Title: The Miskatonic Project
Rating: PG-13 for horror themes, death
Summary: Abraham Erskine may have invented something new with the Serum – or maybe he re-created something very old. Something…Elder.
Notes: I should be working on like three other fanfics but I had a TERRIBLE DREAM this afternoon and anyway this only took about half an hour to write.***
Steve came out of the Vita-Ray machine…different.
Of course he looked different – taller, thickly muscled, skin gleaming. But it wasn’t the change in his appearance so much as the…sensation people felt around him. Howard claimed not to feel it, and Erskine died before he could weigh in. Peggy felt it, but not in the way others did. To her, he seemed otherworldly, but like an angel or a religious vision – comforting under a layer of unreality. She even liked the strange black pupils he’d developed, so big and dark you could hardly see the whites of his eyes at all.
Others, however….
She didn’t see him pull the Hydra agent out of the submarine after Erskine’s assassination. Only three people did – a cab driver, a little boy, and the boy’s mother. The cab driver wouldn’t say a word, and the boy’s mother stuttered and stammered so badly they finally gave up. The little boy just said, “Well, he got him,” and looked admiringly at Steve.
Steve wasn’t wet, but the submarine lay on the deck of the pier, and the man next to it was dead, a rictus of horror on his face.
(There is a readmore below! Read more!)
Short, I said. Easy, I said. Definitely won’t take long, I said….
Aaaand here we go with part two…
***
On the first night they made camp, Peggy found herself surrounded by men – not in the sense that she was the only women, but in the sense that they actively, intently surrounded her. They weren’t impolite, exactly, but they had just come from a place of desperation and fear, and were happy to be alive, and all that…entailed. Their presence, their willingness to bring her tins of food or start a fire for her, the warring exhaustion and relief and want, pressed in on her insistently.

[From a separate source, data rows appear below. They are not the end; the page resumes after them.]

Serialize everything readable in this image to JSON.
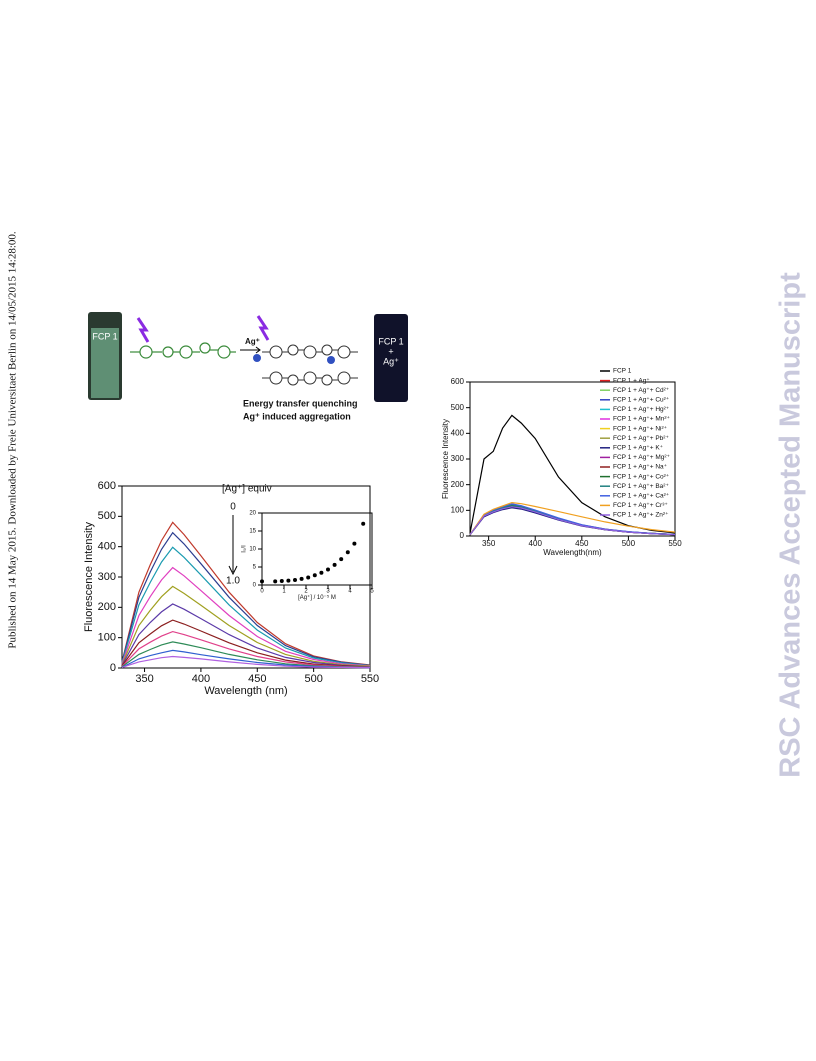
{
  "sidebar": "Published on 14 May 2015. Downloaded by Freie Universitaet Berlin on 14/05/2015 14:28:00.",
  "watermark": "RSC Advances Accepted Manuscript",
  "graphic": {
    "vial_left": "FCP 1",
    "vial_right": [
      "FCP 1",
      "+",
      "Ag⁺"
    ],
    "arrow_label": "Ag⁺",
    "caption": [
      "Energy transfer quenching",
      "Ag⁺ induced aggregation"
    ]
  },
  "chart_data": [
    {
      "type": "line",
      "xlabel": "Wavelength (nm)",
      "ylabel": "Fluorescence Intensity",
      "annotations": [
        "[Ag⁺] equiv",
        "0",
        "1.0"
      ],
      "xlim": [
        330,
        550
      ],
      "xticks": [
        350,
        400,
        450,
        500,
        550
      ],
      "ylim": [
        0,
        600
      ],
      "yticks": [
        0,
        100,
        200,
        300,
        400,
        500,
        600
      ],
      "x": [
        330,
        345,
        355,
        365,
        375,
        385,
        400,
        425,
        450,
        475,
        500,
        525,
        550
      ],
      "series": [
        {
          "color": "#c0392b",
          "values": [
            20,
            250,
            340,
            420,
            480,
            440,
            370,
            250,
            150,
            80,
            40,
            20,
            10
          ]
        },
        {
          "color": "#2c3e90",
          "values": [
            19,
            233,
            316,
            391,
            446,
            409,
            344,
            233,
            140,
            74,
            37,
            19,
            9
          ]
        },
        {
          "color": "#1a9bb0",
          "values": [
            17,
            208,
            282,
            349,
            398,
            365,
            307,
            208,
            125,
            66,
            33,
            17,
            8
          ]
        },
        {
          "color": "#e040c0",
          "values": [
            14,
            173,
            235,
            290,
            331,
            304,
            255,
            173,
            104,
            55,
            28,
            14,
            7
          ]
        },
        {
          "color": "#a0a020",
          "values": [
            11,
            140,
            190,
            235,
            269,
            246,
            207,
            140,
            84,
            45,
            22,
            11,
            6
          ]
        },
        {
          "color": "#5b3aa8",
          "values": [
            9,
            110,
            150,
            185,
            211,
            194,
            163,
            110,
            66,
            35,
            18,
            9,
            4
          ]
        },
        {
          "color": "#8b1e1e",
          "values": [
            7,
            83,
            112,
            139,
            158,
            145,
            122,
            83,
            50,
            26,
            13,
            7,
            3
          ]
        },
        {
          "color": "#e0408a",
          "values": [
            5,
            63,
            85,
            105,
            120,
            110,
            93,
            63,
            38,
            20,
            10,
            5,
            3
          ]
        },
        {
          "color": "#2e8b57",
          "values": [
            4,
            45,
            61,
            76,
            86,
            79,
            67,
            45,
            27,
            14,
            7,
            4,
            2
          ]
        },
        {
          "color": "#3060d0",
          "values": [
            2,
            30,
            41,
            50,
            58,
            53,
            44,
            30,
            18,
            10,
            5,
            2,
            1
          ]
        },
        {
          "color": "#b060e0",
          "values": [
            2,
            20,
            27,
            34,
            38,
            35,
            30,
            20,
            12,
            6,
            3,
            2,
            1
          ]
        }
      ]
    },
    {
      "type": "scatter",
      "xlabel": "[Ag⁺] / 10⁻⁵ M",
      "ylabel": "I₀/I",
      "xlim": [
        0,
        5
      ],
      "xticks": [
        0,
        1,
        2,
        3,
        4,
        5
      ],
      "ylim": [
        0,
        20
      ],
      "yticks": [
        0,
        5,
        10,
        15,
        20
      ],
      "color": "#000000",
      "x": [
        0,
        0.6,
        0.9,
        1.2,
        1.5,
        1.8,
        2.1,
        2.4,
        2.7,
        3.0,
        3.3,
        3.6,
        3.9,
        4.2,
        4.6
      ],
      "values": [
        1,
        1,
        1.1,
        1.2,
        1.4,
        1.7,
        2.1,
        2.7,
        3.4,
        4.3,
        5.6,
        7.2,
        9.1,
        11.5,
        17
      ]
    },
    {
      "type": "line",
      "xlabel": "Wavelength(nm)",
      "ylabel": "Fluorescence Intensity",
      "xlim": [
        330,
        550
      ],
      "xticks": [
        350,
        400,
        450,
        500,
        550
      ],
      "ylim": [
        0,
        600
      ],
      "yticks": [
        0,
        100,
        200,
        300,
        400,
        500,
        600
      ],
      "x": [
        330,
        345,
        355,
        365,
        375,
        385,
        400,
        425,
        450,
        475,
        500,
        525,
        550
      ],
      "series": [
        {
          "name": "FCP 1",
          "color": "#000000",
          "values": [
            10,
            300,
            330,
            420,
            470,
            440,
            380,
            230,
            130,
            75,
            40,
            22,
            12
          ]
        },
        {
          "name": "FCP 1 + Ag⁺",
          "color": "#e02020",
          "values": [
            5,
            78,
            95,
            108,
            118,
            112,
            96,
            66,
            42,
            26,
            16,
            10,
            6
          ]
        },
        {
          "name": "FCP 1 + Ag⁺+ Cd²⁺",
          "color": "#80d060",
          "values": [
            5,
            80,
            97,
            110,
            120,
            113,
            97,
            67,
            42,
            26,
            16,
            10,
            6
          ]
        },
        {
          "name": "FCP 1 + Ag⁺+ Cu²⁺",
          "color": "#3040c0",
          "values": [
            5,
            76,
            92,
            104,
            112,
            107,
            92,
            63,
            40,
            25,
            15,
            9,
            5
          ]
        },
        {
          "name": "FCP 1 + Ag⁺+ Hg²⁺",
          "color": "#20c0d0",
          "values": [
            5,
            79,
            96,
            109,
            119,
            112,
            96,
            66,
            41,
            26,
            16,
            10,
            6
          ]
        },
        {
          "name": "FCP 1 + Ag⁺+ Mn²⁺",
          "color": "#e030e0",
          "values": [
            5,
            81,
            98,
            111,
            122,
            115,
            98,
            68,
            43,
            27,
            16,
            10,
            6
          ]
        },
        {
          "name": "FCP 1 + Ag⁺+ Ni²⁺",
          "color": "#f0d020",
          "values": [
            5,
            77,
            93,
            106,
            115,
            109,
            94,
            64,
            40,
            25,
            15,
            9,
            5
          ]
        },
        {
          "name": "FCP 1 + Ag⁺+ Pb²⁺",
          "color": "#a0a040",
          "values": [
            5,
            82,
            100,
            113,
            124,
            117,
            100,
            69,
            43,
            27,
            16,
            10,
            6
          ]
        },
        {
          "name": "FCP 1 + Ag⁺+ K⁺",
          "color": "#202080",
          "values": [
            5,
            75,
            91,
            103,
            110,
            105,
            90,
            62,
            39,
            24,
            15,
            9,
            5
          ]
        },
        {
          "name": "FCP 1 + Ag⁺+ Mg²⁺",
          "color": "#a020a0",
          "values": [
            5,
            78,
            94,
            107,
            116,
            110,
            95,
            65,
            41,
            25,
            15,
            9,
            5
          ]
        },
        {
          "name": "FCP 1 + Ag⁺+ Na⁺",
          "color": "#902020",
          "values": [
            5,
            80,
            96,
            109,
            118,
            112,
            96,
            66,
            41,
            26,
            16,
            10,
            6
          ]
        },
        {
          "name": "FCP 1 + Ag⁺+ Co²⁺",
          "color": "#207030",
          "values": [
            5,
            79,
            95,
            108,
            117,
            111,
            95,
            65,
            41,
            25,
            15,
            9,
            5
          ]
        },
        {
          "name": "FCP 1 + Ag⁺+ Ba²⁺",
          "color": "#208080",
          "values": [
            5,
            81,
            97,
            110,
            121,
            114,
            97,
            67,
            42,
            26,
            16,
            10,
            6
          ]
        },
        {
          "name": "FCP 1 + Ag⁺+ Ca²⁺",
          "color": "#4060e0",
          "values": [
            5,
            83,
            101,
            114,
            125,
            118,
            101,
            70,
            44,
            27,
            17,
            10,
            6
          ]
        },
        {
          "name": "FCP 1 + Ag⁺+ Cr³⁺",
          "color": "#f0a020",
          "values": [
            5,
            85,
            104,
            117,
            130,
            126,
            115,
            95,
            75,
            55,
            38,
            25,
            15
          ]
        },
        {
          "name": "FCP 1 + Ag⁺+ Zn²⁺",
          "color": "#9060e0",
          "values": [
            5,
            78,
            94,
            106,
            114,
            109,
            94,
            64,
            40,
            25,
            15,
            9,
            5
          ]
        }
      ]
    }
  ]
}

And then suddenly it was like the sun rose and the air cleared – and she saw why.
“Gentlemen,” Steve Rogers said, appearing from the darkness, lit by the fire and with Sergeant Barnes at one elbow, Sergeant Dugan at the other. The men all took a sort of spiritual step back. “How about you tired soldiers find places to bed down for the night.”
They cleared out fast. Steve looked at her, a question in his bright face, and she nodded. He settled in, others joining him – Dugan, Jones, Morita, Dernier and Falsworth, names she’d learn later. Steve sat on a fallen log one of the men had dragged over earlier; James Barnes sat at his feet. These men were calmer, and she sensed that they, like her, saw angels rather than devils when they looked at Steve and Barnes. They were here with her, not because of her.
“I was capable of looking after myself,” Peggy felt obliged to point out.
“Sure, but why should you have to?” Barnes said. Steve’s eyes still looked, at least in some lights, mostly normal. Barnes, you couldn’t see the whites at all.